The poem is also read at funerals, where lines that we read as complex romantic love at a wedding, now become rather simple, poignant images of love in grief.
Perhaps most important is what the poem has for us when we ask it about our own life and death. The universe churned for billions of years and here and there produces love, its greatest achievement. We’re too tired to climb anymore, so we think we are sunk, we’ll never get to the rooftop where our love lies waiting, looking at the stars, and we weep and sleep, and the tree grows so we rise anyway. It’s not a solution that ever crossed our minds and yet it is what happens.
We step off the branch and onto the roof and romance has a new arc, and the shark of love keeps swimming and you don’t have to hang on, you’re the terrifying fin. All you have to do is notice how lucky you have been. You don’t get to say, “There is no meaning,” because you are part of the meaning but not the brains. Nor the spine. Nor the stomach. Nor the spleen. All you can say is that you have been creating the real with your love this whole time and as for more, you are a fin. Is the shark love? Is the ocean love? Let’s just back away from the metaphor and regroup on dry land.
What I mean is that we seem to be little nothings barely as stable as a lit paper match but really we are love monsters producing the real with our longing. The day doesn’t need to be stuffed with anything right now, the day is an elephant, already stuffed with elephant, no need for any help from you, you ride.
Oh yeah, I was supposed to be talking about weddings but I’d rather just lie down by a river bank with all the other atheist brides and let the wind take our veils while we talk about life. We have to lie down because our dresses are so tight.

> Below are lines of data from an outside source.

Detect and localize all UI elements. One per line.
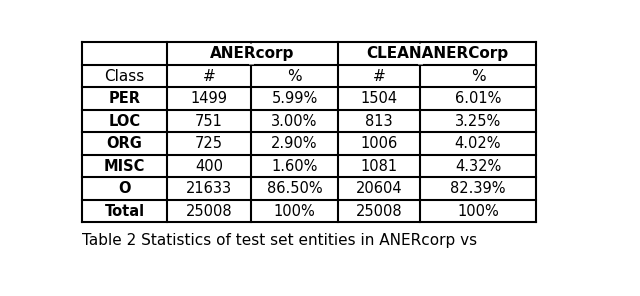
- Text: 813: 813: [365, 114, 393, 129]
- Text: 82.39%: 82.39%: [451, 181, 506, 196]
- Text: 6.01%: 6.01%: [455, 91, 501, 106]
- Text: 1006: 1006: [360, 136, 397, 151]
- Text: Table 2 Statistics of test set entities in ANERcorp vs: Table 2 Statistics of test set entities …: [83, 233, 477, 248]
- Text: #: #: [203, 69, 215, 83]
- Text: 25008: 25008: [186, 204, 232, 219]
- Text: CLEANANERCorp: CLEANANERCorp: [366, 46, 508, 61]
- Text: 725: 725: [195, 136, 223, 151]
- Text: %: %: [471, 69, 485, 83]
- Text: Class: Class: [104, 69, 145, 83]
- Text: Total: Total: [104, 204, 145, 219]
- Text: ORG: ORG: [107, 136, 143, 151]
- Text: 86.50%: 86.50%: [267, 181, 323, 196]
- Text: #: #: [372, 69, 385, 83]
- Text: 3.25%: 3.25%: [455, 114, 501, 129]
- Text: 100%: 100%: [457, 204, 499, 219]
- Text: 1.60%: 1.60%: [271, 159, 317, 174]
- Text: %: %: [287, 69, 302, 83]
- Text: 20604: 20604: [356, 181, 402, 196]
- Text: 751: 751: [195, 114, 223, 129]
- Text: MISC: MISC: [104, 159, 145, 174]
- Text: 21633: 21633: [186, 181, 232, 196]
- Text: 1504: 1504: [360, 91, 397, 106]
- Text: 100%: 100%: [274, 204, 316, 219]
- Text: 1499: 1499: [191, 91, 227, 106]
- Text: 4.02%: 4.02%: [455, 136, 501, 151]
- Text: 400: 400: [195, 159, 223, 174]
- Text: LOC: LOC: [109, 114, 141, 129]
- Text: 2.90%: 2.90%: [271, 136, 318, 151]
- Text: 25008: 25008: [356, 204, 402, 219]
- Text: 3.00%: 3.00%: [271, 114, 317, 129]
- Text: 5.99%: 5.99%: [271, 91, 317, 106]
- Text: ANERcorp: ANERcorp: [210, 46, 294, 61]
- Text: O: O: [118, 181, 131, 196]
- Text: 4.32%: 4.32%: [455, 159, 501, 174]
- Text: 1081: 1081: [360, 159, 397, 174]
- Text: PER: PER: [109, 91, 141, 106]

We like to talk about the meaning of life because only when we really get into it does the whole thing come off as super funny, more than anything else, only then does the terrible anxiety lift, after the love is finally accepted, finally understood, really funny and good. Okay, I gotta go. The atheist brides are getting hungry and sleepy and I should get them home.
That’s me for this lovely Wednesday. I hope you are in love or just really moved by the susurration of the breezes in the leaves. If it’s bad in summer, that’s rough, but it too will pass. You don’t realize what a superstar you are. Okay, don’t kill yourself and I shall return to encourage you again.